The Wenchuan earthquake in China’s Sichuan province in May was a major disaster:70,000 people killed, 18,000 missing, 375,000 injured, 5 million people homeless.
China is in the largest orogenic (which means ‘pertaining to deformation of a continental margin to the extent that a mountain range is formed‘ which is how the Himalayas got there) zone on the planet. But according to Hong Kong-based seismologist Dr. Michael Spranger Wenchuan had ‘never been considered high-risk compared to cities near other fault lines.’
After the Wenchuan earthquake, the earthquake risk in China is even higher because of tectonic shifting. The plates of the earth were moved by that earthquake.
The Straits Times in Singapore revealed two government-sponsored earthquake studies are in progress, both by NTU, both trying to find what action should be taken.
The business impact of planning to mitigate, respond to and recover from earthquakes will be significant all over Asia, even if no more earthquakes occur for many years.

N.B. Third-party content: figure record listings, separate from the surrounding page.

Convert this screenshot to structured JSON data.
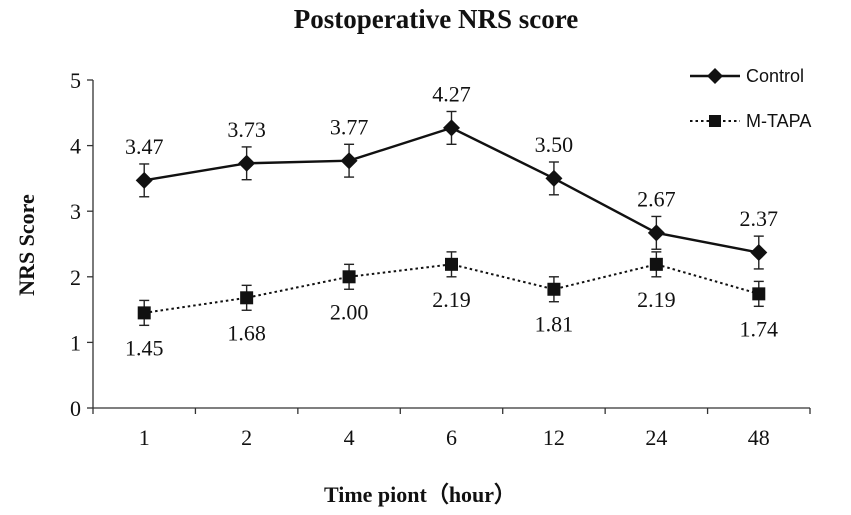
{
  "chart_data": {
    "type": "line",
    "title": "Postoperative NRS score",
    "xlabel": "Time piont（hour）",
    "ylabel": "NRS Score",
    "categories": [
      "1",
      "2",
      "4",
      "6",
      "12",
      "24",
      "48"
    ],
    "ylim": [
      0,
      5
    ],
    "yticks": [
      0,
      1,
      2,
      3,
      4,
      5
    ],
    "legend_position": "top-right",
    "grid": false,
    "series": [
      {
        "name": "Control",
        "values": [
          3.47,
          3.73,
          3.77,
          4.27,
          3.5,
          2.67,
          2.37
        ],
        "labels": [
          "3.47",
          "3.73",
          "3.77",
          "4.27",
          "3.50",
          "2.67",
          "2.37"
        ],
        "error": [
          0.25,
          0.25,
          0.25,
          0.25,
          0.25,
          0.25,
          0.25
        ],
        "marker": "diamond",
        "line_style": "solid",
        "label_position": "above",
        "color": "#111111"
      },
      {
        "name": "M-TAPA",
        "values": [
          1.45,
          1.68,
          2.0,
          2.19,
          1.81,
          2.19,
          1.74
        ],
        "labels": [
          "1.45",
          "1.68",
          "2.00",
          "2.19",
          "1.81",
          "2.19",
          "1.74"
        ],
        "error": [
          0.19,
          0.19,
          0.19,
          0.19,
          0.19,
          0.19,
          0.19
        ],
        "marker": "square",
        "line_style": "dotted",
        "label_position": "below",
        "color": "#111111"
      }
    ]
  }
}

First of all, insurance companies are very concerned. The might face a tsunami of claims from a big earthquake in one of Asia’s megacities. Which means insurance rates are bound to go. Perhaps by a significant margin.
If building codes are revised to mandate greater resistance to horizontal ground motion (lead dissipators , for example, or lead & rubber bearings), commercial construction costs will increase even more than they have in the last year. Those costs will be passed on to the consumer.
The impact of another series of serious earthquake in Asia will be felt by businesses around the world. The impact of the recent earthquakes seem destined to mean higher property prices in the medium term.